German auto manufacturer BMW said on Monday it would invest "around one billion euros" in the production of electric vehicles at a plant in Austria from 2025.

Germany's BMW to put €1 billion into electric vehicles in Austria
The headquarters of German carmaker BMW (Bayerische Motoren Werke AG) are pictured in Munich, southern Germany, on May 20, 2022. (Photo by Christof STACHE / AFP)

Altogether, 600,000 units a year should roll off the line at the factory in Steyr under the investment plan, set to run until 2030, BMW said in a statement.

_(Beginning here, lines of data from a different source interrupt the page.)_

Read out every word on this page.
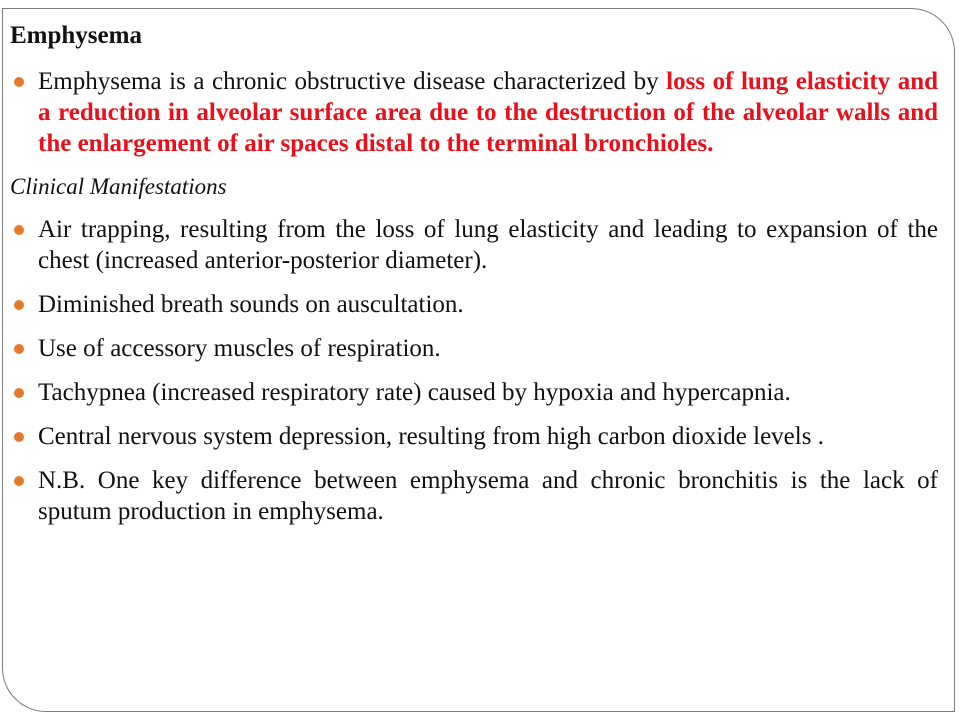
Emphysema
Emphysema is a chronic obstructive disease characterized by loss of lung elasticity and a reduction in alveolar surface area due to the destruction of the alveolar walls and the enlargement of air spaces distal to the terminal bronchioles.
Clinical Manifestations
Air trapping, resulting from the loss of lung elasticity and leading to expansion of the chest (increased anterior-posterior diameter).
Diminished breath sounds on auscultation.
Use of accessory muscles of respiration.
Tachypnea (increased respiratory rate) caused by hypoxia and hypercapnia.
Central nervous system depression, resulting from high carbon dioxide levels .
N.B. One key difference between emphysema and chronic bronchitis is the lack of sputum production in emphysema.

From 2025, BMW will “develop and produce the next generation of e-drives” at the Austrian site, BMW’s production chief Milan Nedeljkovic said.

The refurbishment of the plant will see two new production lines added and the location expanded by 60,000 square metres.

The new facilities would require €710 million in investment, while €230 million would be dedicated to boosting vehicle development at Steyr.

“Around half” the 4,400 employees at the site would be working on “e-mobility” by 2030, plant boss Alexander Susanek said.

The Bavarian manufacturer said it aimed to have two million electric vehicles on the road by 2025, promising 13 new electric models and a revamp of its Mini brand.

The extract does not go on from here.